Just how Mr. Jo defines “McCarthyism” is far from clear, but the specific reason for his outrage was a questionnaire sent by the Washington-based Office of Management and Budget to 36 UN agencies and organizations looking into whether they are anti-American or linked to countries hostile to America.
“Entities associated with communist, socialist, or totalitarian parties, or any party that espouses anti-American beliefs” are of special concern. Questions also focus on the extent of funding by four countries with which America faces perennial critical issues: China, Russia, Iran, and Cuba.
Perceiving “McCarthyism” in the quest to get to the bottom of who is paying for what, Mr. Jo went on a rhetorical binge.
Without naming President Trump, he accused “the U.S. administration” of attempting to “influence” UN organizations with “dozens of questions” on “communism, socialism, totalitarian or anti-U.S. force.” America, he said, is “bringing chaos and disorder to the international community with its unpredictable foreign policy … sparking off great uproar.”
In words that were presumably dictated from Pyongyang at the behest of Kim Jong-un or Mr. Kim’s sister, Kim Yo-jong, Mr. Jo declared, “Such behavior of inciting confrontation against the international trend … deserves condemnation” and “the international community should remain vigilant” against “the unilateralism and arbitrary practices of the U.S.”
Yet where did Mr. Jo come up with the reference to “McCarthyism,” a legacy of the relentless pursuit of “communists” in the Department of State in the early 1950s by a Wisconsin senator, Joseph McCarthy? The word was often used to describe the tactics of right-wingers attacking those suspected of supporting or sympathizing with the communist regimes of the former Soviet Union and Communist China
These days, the “McCarthyism” label often is bandied about in defense of Mr. Kim and his regime by pro-North activists in America who believe he’s unjustly accused of repressing his people. His defenders prefer not to mention that hundreds of thousands have been executed and imprisoned since his grandfather founded the regime in 1945.

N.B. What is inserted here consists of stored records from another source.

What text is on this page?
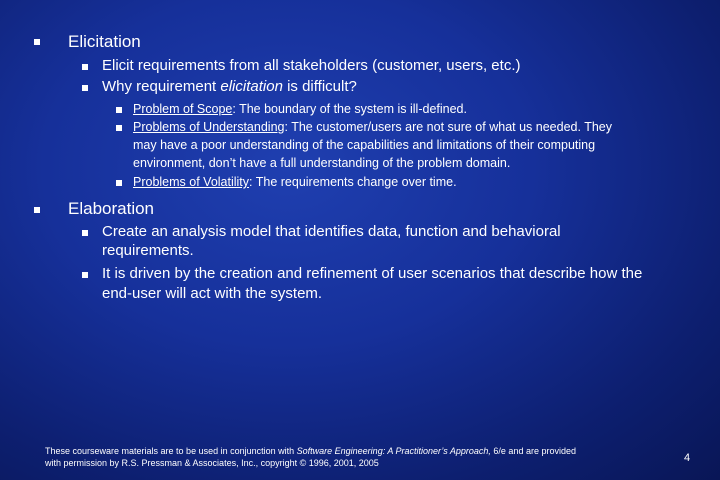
Elicitation
Elicit requirements from all stakeholders (customer, users, etc.)
Why requirement elicitation is difficult?
Problem of Scope: The boundary of the system is ill-defined.
Problems of Understanding: The customer/users are not sure of what us needed. They
may have a poor understanding of the capabilities and limitations of their computing
environment, don’t have a full understanding of the problem domain.
Problems of Volatility: The requirements change over time.
Elaboration
Create an analysis model that identifies data, function and behavioral
requirements.
It is driven by the creation and refinement of user scenarios that describe how the
end-user will act with the system.
These courseware materials are to be used in conjunction with Software Engineering: A Practitioner’s Approach, 6/e and are provided
with permission by R.S. Pressman & Associates, Inc., copyright © 1996, 2001, 2005	4
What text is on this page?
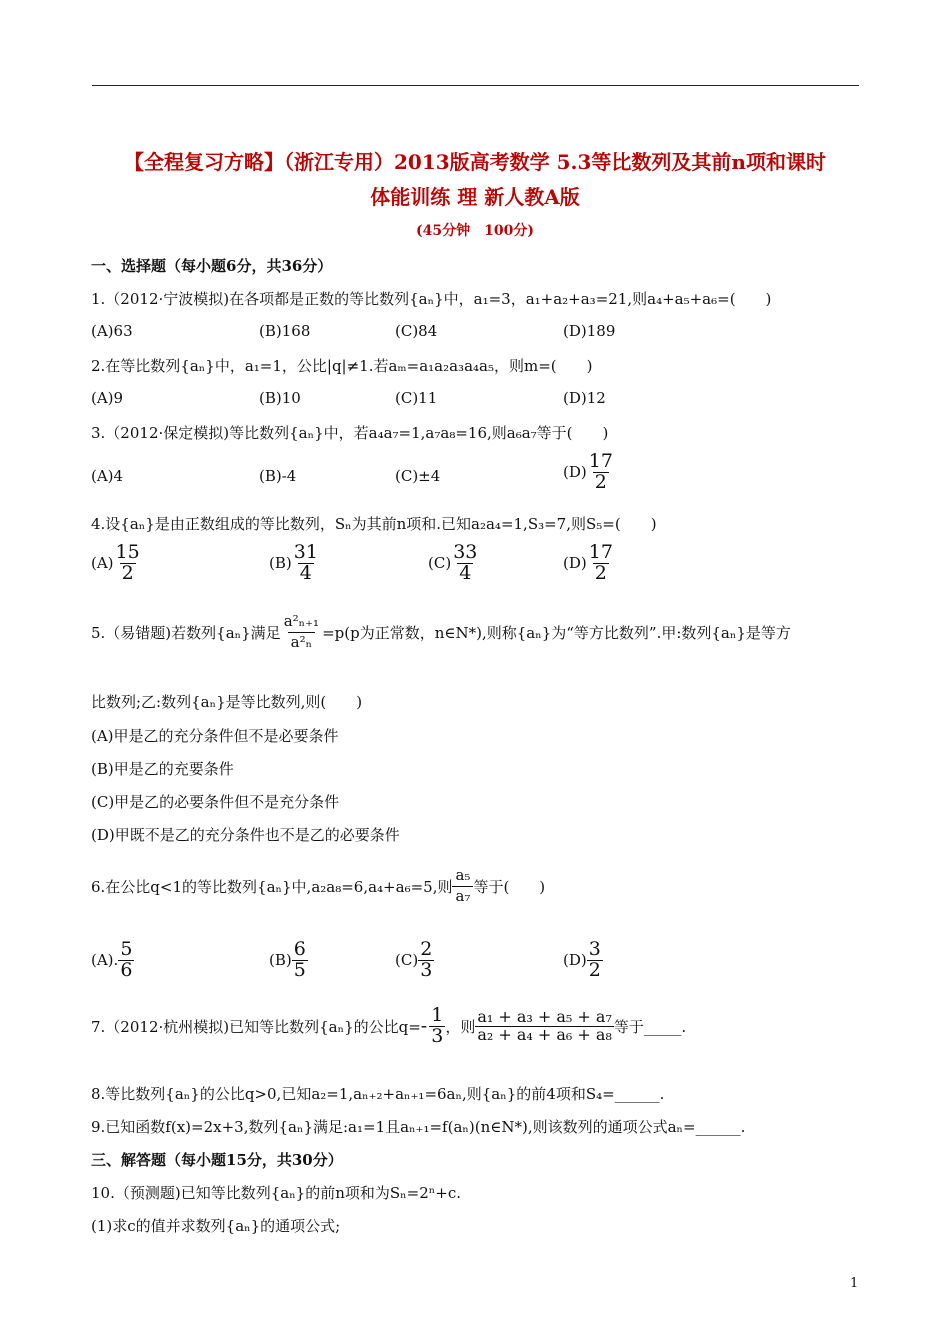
【全程复习方略】（浙江专用）2013版高考数学 5.3等比数列及其前n项和课时
体能训练 理 新人教A版
(45分钟　100分)
一、选择题（每小题6分，共36分）
1.（2012·宁波模拟)在各项都是正数的等比数列{aₙ}中，a₁=3，a₁+a₂+a₃=21,则a₄+a₅+a₆=(　　)
(A)63	(B)168	(C)84	(D)189
2.在等比数列{aₙ}中，a₁=1，公比|q|≠1.若aₘ=a₁a₂a₃a₄a₅，则m=(　　)
(A)9	(B)10	(C)11	(D)12
3.（2012·保定模拟)等比数列{aₙ}中，若a₄a₇=1,a₇a₈=16,则a₆a₇等于(　　)
(A)4	(B)-4	(C)±4	$(D) \frac{17}{2}$
4.设{aₙ}是由正数组成的等比数列，Sₙ为其前n项和.已知a₂a₄=1,S₃=7,则S₅=(　　)
$(A) \frac{15}{2}$	$(B) \frac{31}{4}$	$(C) \frac{33}{4}$	$(D) \frac{17}{2}$
5.（易错题)若数列{aₙ}满足 $\frac{\text{a²ₙ₊₁}}{\text{a²ₙ}} =p(p$为正常数，n∈N*),则称{aₙ}为“等方比数列”.甲:数列{aₙ}是等方
比数列;乙:数列{aₙ}是等比数列,则(　　)
(A)甲是乙的充分条件但不是必要条件
(B)甲是乙的充要条件
(C)甲是乙的必要条件但不是充分条件
(D)甲既不是乙的充分条件也不是乙的必要条件
6.在公比q<1的等比数列{aₙ}中,a₂a₈=6,a₄+a₆=5,则 $\frac{\text{a₅}}{\text{a₇}}$ 等于(　　)
(A). $\frac{5}{6}$	$(B) \frac{6}{5}$	$(C) \frac{2}{3}$	$(D) \frac{3}{2}$
7.（2012·杭州模拟)已知等比数列{aₙ}的公比$q= - \frac{1}{3}$ ，则 $\frac{\text{a₁ + a₃ + a₅ + a₇}}{\text{a₂ + a₄ + a₆ + a₈}}$ 等于_____.
8.等比数列{aₙ}的公比q>0,已知a₂=1,aₙ₊₂+aₙ₊₁=6aₙ,则{aₙ}的前4项和S₄=______.
9.已知函数f(x)=2x+3,数列{aₙ}满足:a₁=1且aₙ₊₁=f(aₙ)(n∈N*),则该数列的通项公式aₙ=______.
三、解答题（每小题15分，共30分）
10.（预测题)已知等比数列{aₙ}的前n项和为Sₙ=2ⁿ+c.
(1)求c的值并求数列{aₙ}的通项公式;
1
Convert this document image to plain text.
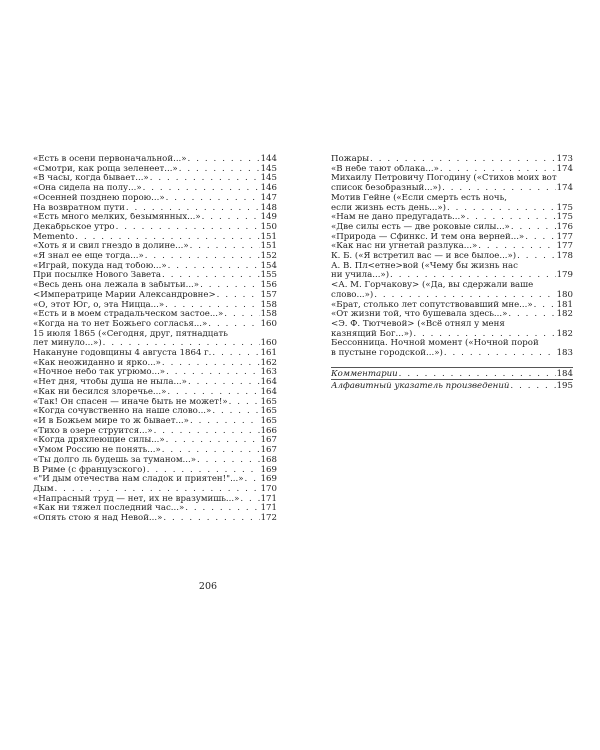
«Есть в осени первоначальной...» . . .	144
«Смотри, как роща зеленеет...» . . .	145
«В часы, когда бывает...» . . .	145
«Она сидела на полу...» . . .	146
«Осенней позднею порою...» . . .	147
На возвратном пути . . .	148
«Есть много мелких, безымянных...» . . .	149
Декабрьское утро . . .	150
Memento . . .	151
«Хоть я и свил гнездо в долине...» . . .	151
«Я знал ее еще тогда...» . . .	152
«Играй, покуда над тобою...» . . .	154
При посылке Нового Завета . . .	155
«Весь день она лежала в забытьи...» . . .	156
<Императрице Марии Александровне> . . .	157
«О, этот Юг, о, эта Ницца...» . . .	158
«Есть и в моем страдальческом застое...» . . .	158
«Когда на то нет Божьего согласья...» . . .	160
15 июля 1865 («Сегодня, друг, пятнадцать
лет минуло...») . . .	160
Накануне годовщины 4 августа 1864 г. . . .	161
«Как неожиданно и ярко...» . . .	162
«Ночное небо так угрюмо...» . . .	163
«Нет дня, чтобы душа не ныла...» . . .	164
«Как ни бесился злоречье...» . . .	164
«Так! Он спасен — иначе быть не может!» . . .	165
«Когда сочувственно на наше слово...» . . .	165
«И в Божьем мире то ж бывает...» . . .	165
«Тихо в озере струится...» . . .	166
«Когда дряхлеющие силы...» . . .	167
«Умом Россию не понять...» . . .	167
«Ты долго ль будешь за туманом...» . . .	168
В Риме (с французского) . . .	169
«"И дым отечества нам сладок и приятен!"...» . . . 169
Дым . . .	170
«Напрасный труд — нет, их не вразумишь...» . . . 171
«Как ни тяжел последний час...» . . .	171
«Опять стою я над Невой...» . . .	172
Пожары . . .	173
«В небе тают облака...» . . .	174
Михаилу Петровичу Погодину («Стихов моих вот
список безобразный...») . . .	174
Мотив Гейне («Если смерть есть ночь,
если жизнь есть день...») . . .	175
«Нам не дано предугадать...» . . .	175
«Две силы есть — две роковые силы...» . . .	176
«Природа — Сфинкс. И тем она верней...» . . .	177
«Как нас ни угнетай разлука...» . . .	177
К. Б. («Я встретил вас — и все былое...») . . .	178
А. В. Пл<етне>вой («Чему бы жизнь нас
ни учила...») . . .	179
<А. М. Горчакову> («Да, вы сдержали ваше
слово...») . . .	180
«Брат, столько лет сопутствовавший мне...» . . .	181
«От жизни той, что бушевала здесь...» . . .	182
<Э. Ф. Тютчевой> («Всё отнял у меня
казнящий Бог...») . . .	182
Бессонница. Ночной момент («Ночной порой
в пустыне городской...») . . .	183
Комментарии . . .	184
Алфавитный указатель произведений . . .	195
206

Although McCarthy has faded from memory, “McCarthyism” survives as a code word meaning unfair bullying accusations against political enemies.
Another question is why Mr. Jo was delegated to issue such a statement. Why did it not emanate directly from Mr. Kim, his sister, or a spokesman at Pyongyang? One answer might be that Mr. Jo’s main job is to deal with periodic diatribes against North Korea’s human rights record at the Geneva-based UN Human Rights Council.
On Thursday, the UN’s special rapporteur on human rights in North Korea, Elizabeth Salmon, addressing the Human Rights Council, accused the North of imposing “strict laws” controlling “freedom of movement, work and freedom of expression of opinion” along with “harsh punishment including the death penalty and public execution.”
Noting North Korea’s deployment of soldiers to Ukraine, she said that the country’s “extreme militarization” is “sustained by hard labor,” while “45 percent of the population” — or 11.8 million people — are “undernourished.” North Korea, she said, should “take steps toward denuclearization” so more resources could be used for food.
Mr. Jo, invited to respond, remained silent. His statement the next day, winding up with his accusation of “McCarthyism” under Mr. Trump, was his best response.